Garap kendang jaipong yang ketiga, yakni Tari Mayang Mandiri. Sesuai dengan alasan penyaji, bahwa pemilihan tari ini berdasarkan kepentingan apresiatif atau bisa dikatakan populer. Penarinya terdiri dari tiga orang wanita berkostum warna merah muda.
Baca Juga: JURNAL BUNYI #7: Diajar Mamaos Cianjuran
JURNAL BUNYI #8: Musik Tradisi, Siapa yang Punya?

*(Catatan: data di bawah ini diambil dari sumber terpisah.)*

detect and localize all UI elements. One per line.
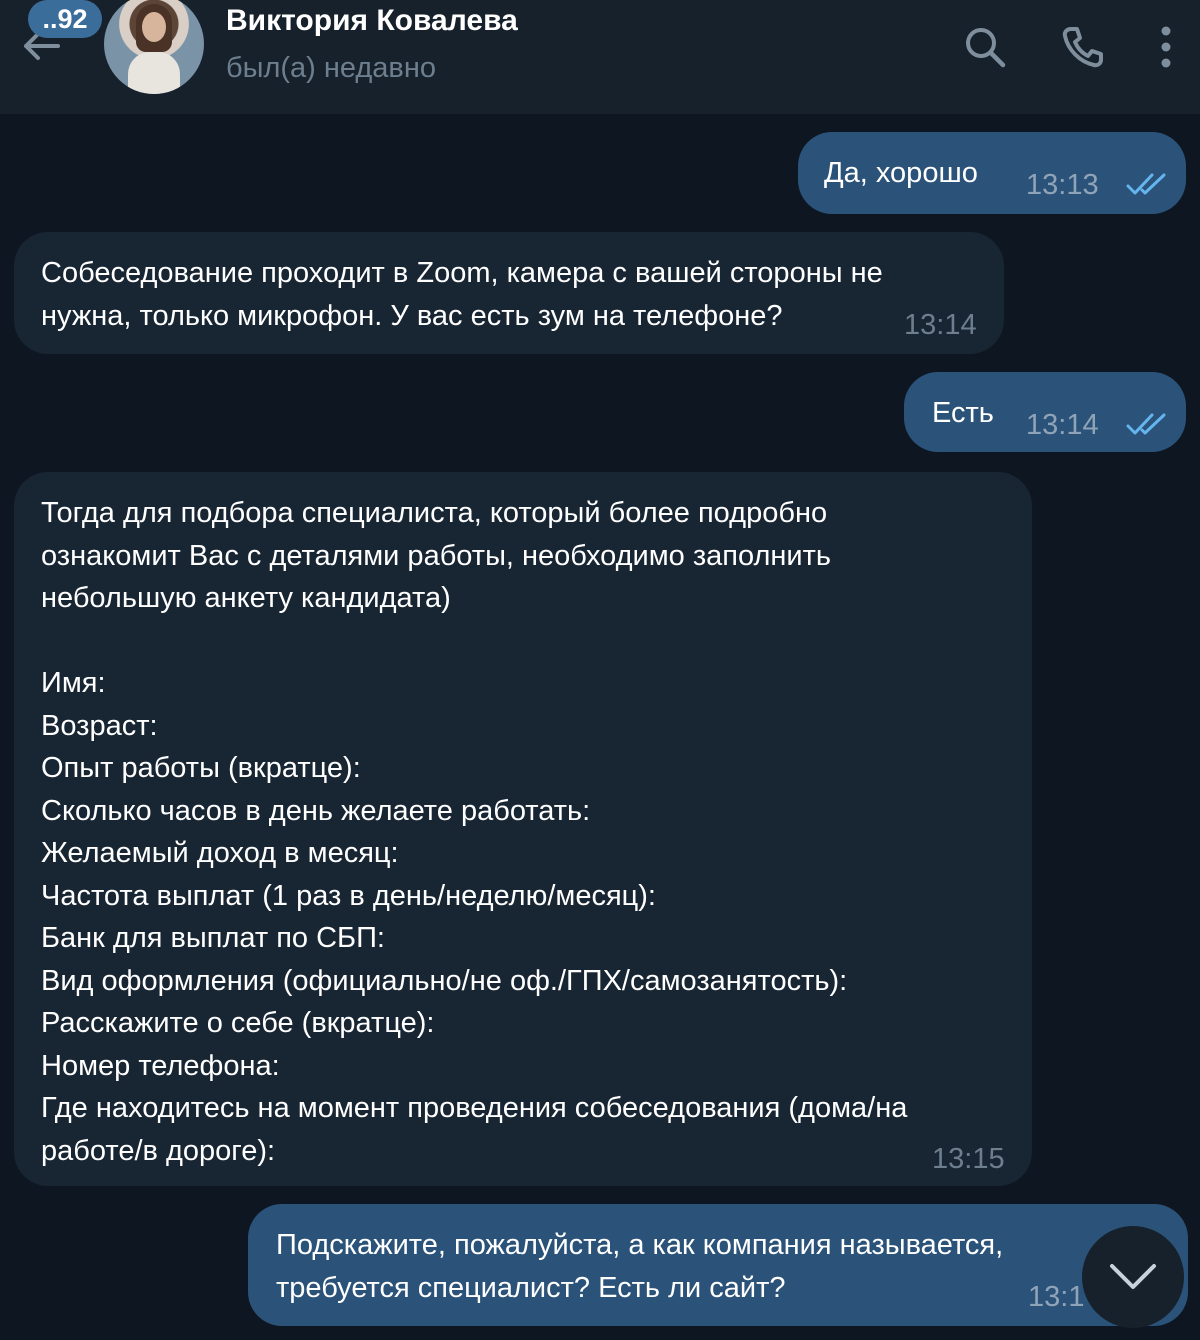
message-time: 13:14 xyxy=(1026,409,1099,441)
message-time: 13:13 xyxy=(1026,169,1099,201)
message-bubble-outgoing[interactable]: Есть 13:14 xyxy=(904,372,1186,452)
message-bubble-incoming[interactable]: Собеседование проходит в Zoom, камера с … xyxy=(14,232,1004,354)
message-time: 13:15 xyxy=(932,1143,1005,1175)
avatar[interactable] xyxy=(104,0,204,94)
double-check-icon xyxy=(1126,173,1166,195)
chevron-down-icon xyxy=(1110,1264,1156,1289)
double-check-icon xyxy=(1126,413,1166,435)
contact-status: был(а) недавно xyxy=(226,52,436,84)
more-vertical-icon xyxy=(1161,26,1171,68)
search-button[interactable] xyxy=(962,24,1008,70)
call-button[interactable] xyxy=(1060,24,1106,70)
message-text: Тогда для подбора специалиста, который б… xyxy=(41,497,908,1167)
message-text: Собеседование проходит в Zoom, камера с … xyxy=(41,257,883,332)
message-text: Подскажите, пожалуйста, а как компания н… xyxy=(276,1229,1004,1304)
avatar-face xyxy=(142,12,166,42)
phone-icon xyxy=(1062,27,1103,68)
unread-count-badge: ..92 xyxy=(28,0,102,38)
message-bubble-outgoing[interactable]: Подскажите, пожалуйста, а как компания н… xyxy=(248,1204,1188,1326)
message-text: Да, хорошо xyxy=(824,157,978,189)
message-text: Есть xyxy=(932,397,994,429)
scroll-to-bottom-button[interactable] xyxy=(1082,1226,1184,1328)
avatar-torso xyxy=(128,52,180,94)
contact-name[interactable]: Виктория Ковалева xyxy=(226,4,518,38)
message-bubble-outgoing[interactable]: Да, хорошо 13:13 xyxy=(798,132,1186,214)
message-time: 13:14 xyxy=(904,309,977,341)
chat-header: ..92 Виктория Ковалева был(а) недавно xyxy=(0,0,1200,114)
message-bubble-incoming[interactable]: Тогда для подбора специалиста, который б… xyxy=(14,472,1032,1186)
more-options-button[interactable] xyxy=(1148,24,1184,70)
search-icon xyxy=(966,28,1006,68)
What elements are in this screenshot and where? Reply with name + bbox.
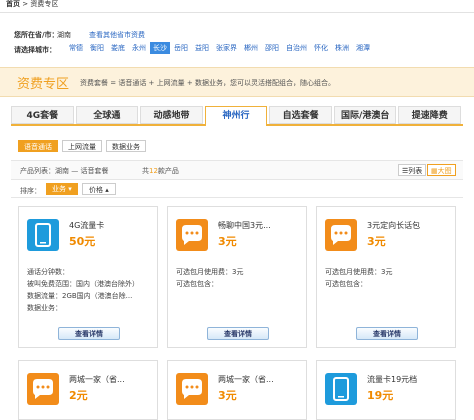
sort-by-price-button[interactable]: 价格 ▴: [82, 183, 116, 195]
chat-icon: [176, 373, 208, 405]
sub-tabs: 语音通话 上网流量 数据业务: [18, 140, 146, 152]
phone-icon: [325, 373, 357, 405]
product-card[interactable]: 4G流量卡 50元通话分钟数： 被叫免费范围：国内（港澳台除外） 数据流量：2GB国内…: [18, 206, 158, 348]
other-province-link[interactable]: 查看其他省市资费: [89, 30, 145, 40]
sub-tab[interactable]: 上网流量: [62, 140, 102, 152]
view-details-button[interactable]: 查看详情: [58, 327, 120, 340]
count-suffix: 款产品: [157, 167, 179, 175]
product-card[interactable]: 两城一家（省... 3元: [167, 360, 307, 420]
city-option[interactable]: 邵阳: [262, 42, 282, 54]
province-label: 您所在省/市：: [14, 31, 59, 39]
view-details-button[interactable]: 查看详情: [356, 327, 418, 340]
package-tab[interactable]: 自选套餐: [269, 106, 332, 124]
list-view-button[interactable]: ☰列表: [398, 164, 427, 176]
product-card[interactable]: 流量卡19元档 19元: [316, 360, 456, 420]
count-number: 12: [149, 167, 158, 175]
product-card[interactable]: 畅聊中国3元... 3元可选包月使用费：3元 可选包包含： 查看详情: [167, 206, 307, 348]
grid-view-label: 大图: [437, 167, 452, 175]
product-attribute: 可选包月使用费：3元: [176, 268, 244, 276]
sub-tab[interactable]: 数据业务: [106, 140, 146, 152]
product-price: 19元: [367, 389, 394, 402]
product-name[interactable]: 畅聊中国3元...: [218, 220, 271, 231]
package-tab[interactable]: 动感地带: [140, 106, 203, 124]
product-count: 共12款产品: [142, 166, 179, 176]
zone-title: 资费专区: [17, 77, 70, 92]
chat-icon: [325, 219, 357, 251]
city-option[interactable]: 岳阳: [171, 42, 191, 54]
sort-business-label: 业务: [52, 185, 66, 193]
product-attribute: 数据流量：2GB国内（港澳台除...: [27, 292, 133, 300]
chat-icon: [27, 373, 59, 405]
city-option[interactable]: 长沙: [150, 42, 170, 54]
package-tab[interactable]: 神州行: [204, 106, 268, 126]
city-option[interactable]: 张家界: [213, 42, 240, 54]
sort-label: 排序：: [20, 187, 41, 195]
sort-bar: [11, 180, 463, 198]
phone-icon: [27, 219, 59, 251]
package-tab[interactable]: 国际/港澳台: [333, 106, 397, 124]
view-details-button[interactable]: 查看详情: [207, 327, 269, 340]
grid-view-icon: ▦: [431, 167, 438, 175]
product-name[interactable]: 3元定向长话包: [367, 220, 420, 231]
product-attribute: 数据业务：: [27, 304, 62, 312]
list-title: 产品列表：湖南 — 话音套餐: [20, 167, 109, 175]
zone-description: 资费套餐 = 语音通话 + 上网流量 + 数据业务，您可以灵活搭配组合，随心组合…: [80, 79, 335, 87]
city-list: 常德 衡阳 娄底 永州 长沙 岳阳 益阳 张家界 郴州 邵阳 自治州 怀化 株洲 湘潭: [66, 42, 374, 54]
city-option[interactable]: 怀化: [311, 42, 331, 54]
product-name[interactable]: 两城一家（省...: [69, 374, 125, 385]
product-name[interactable]: 4G流量卡: [69, 220, 104, 231]
breadcrumb: 首页 > 资费专区: [6, 0, 58, 9]
breadcrumb-home-link[interactable]: 首页: [6, 0, 20, 8]
product-price: 3元: [218, 389, 237, 402]
product-card[interactable]: 两城一家（省... 2元: [18, 360, 158, 420]
product-attribute: 通话分钟数：: [27, 268, 69, 276]
city-option[interactable]: 株洲: [332, 42, 352, 54]
product-attribute: 被叫免费范围：国内（港澳台除外）: [27, 280, 139, 288]
top-divider: [0, 12, 474, 13]
sub-tab[interactable]: 语音通话: [18, 140, 58, 152]
product-price: 3元: [218, 235, 237, 248]
city-option[interactable]: 益阳: [192, 42, 212, 54]
product-attribute: 可选包月使用费：3元: [325, 268, 393, 276]
sort-price-label: 价格: [89, 186, 103, 194]
product-name[interactable]: 流量卡19元档: [367, 374, 417, 385]
city-option[interactable]: 娄底: [108, 42, 128, 54]
product-price: 3元: [367, 235, 386, 248]
city-label: 请选择城市：: [14, 46, 56, 54]
package-tabs: 4G套餐 全球通 动感地带 神州行 自选套餐 国际/港澳台 提速降费: [11, 106, 463, 126]
city-option[interactable]: 常德: [66, 42, 86, 54]
city-option[interactable]: 永州: [129, 42, 149, 54]
package-tab[interactable]: 全球通: [75, 106, 139, 124]
sort-by-business-button[interactable]: 业务 ▾: [46, 183, 78, 195]
chat-icon: [176, 219, 208, 251]
package-tab[interactable]: 4G套餐: [11, 106, 74, 124]
product-price: 50元: [69, 235, 96, 248]
count-prefix: 共: [142, 167, 149, 175]
city-option[interactable]: 郴州: [241, 42, 261, 54]
product-attribute: 可选包包含：: [176, 280, 218, 288]
city-option[interactable]: 衡阳: [87, 42, 107, 54]
product-name[interactable]: 两城一家（省...: [218, 374, 274, 385]
breadcrumb-separator: >: [20, 0, 31, 8]
product-attribute: 可选包包含：: [325, 280, 367, 288]
city-option[interactable]: 自治州: [283, 42, 310, 54]
product-price: 2元: [69, 389, 88, 402]
breadcrumb-current: 资费专区: [30, 0, 59, 8]
package-tab[interactable]: 提速降费: [398, 106, 462, 124]
city-option[interactable]: 湘潭: [353, 42, 373, 54]
sort-up-icon: ▴: [103, 186, 109, 194]
grid-view-button[interactable]: ▦大图: [427, 164, 456, 176]
province-value: 湖南: [57, 31, 71, 39]
product-card[interactable]: 3元定向长话包 3元可选包月使用费：3元 可选包包含： 查看详情: [316, 206, 456, 348]
sort-down-icon: ▾: [66, 185, 72, 193]
list-view-label: 列表: [408, 167, 423, 175]
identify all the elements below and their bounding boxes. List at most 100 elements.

JURNAL BUNYI #9: Racun Telinga Ini dari Mana?
Eksplorasi Gagasan
Menyaksikan dan mendengarkan garap kedang dalam pertunjukan malam itu, meyakinkan saya bahwa kendang merupakan instrumen yang lentur. Memang yang disuguhkan adalah pertunjukan garap kendang jaipongan, namun ada proses kreatif di dalamnya. Penyaji tidak hanya menyajikan karya tersebut tanpa ada pembeda. Di dalamnya ada gagasan anyar dari proses eksplorasi yang dilakukan sepanjang proses penggarapan pertunjukan ini, utamanya pada penggarapan pola tabuhan kendang.
Saya teringat pernyataan Prof. Rustopo yang mengartikulasikan bahwa kreativitas dalam mengembangkan sebuah karya musik (karawitan) dapat berlandaskan pada kesenian terdahulu atau aturan dan konsep yang sudah ada. Hemat saya, jurusan karawitan ISBI Bandung, secara tidak langsung sudah melakukan kegiatan preservasi. Sajian lawas, dapat ditata dan disusun sedemikian rupa supaya dapat dinikmati dengan kemasan yang lebih segar.
Harapan saya, semoga pertunjukan seni tradisi seperti ini tidak hanya dapat dinikmati dalam tembok kampus seni saja. Sehingga pandangan khalayak umum terhadap kesenian tradisi dapat berkembang kepada kualitas berpikir yang lebih baik. Sungguh senang hati ini dapat menyaksikan kembali pertunjukan seni secara langsung.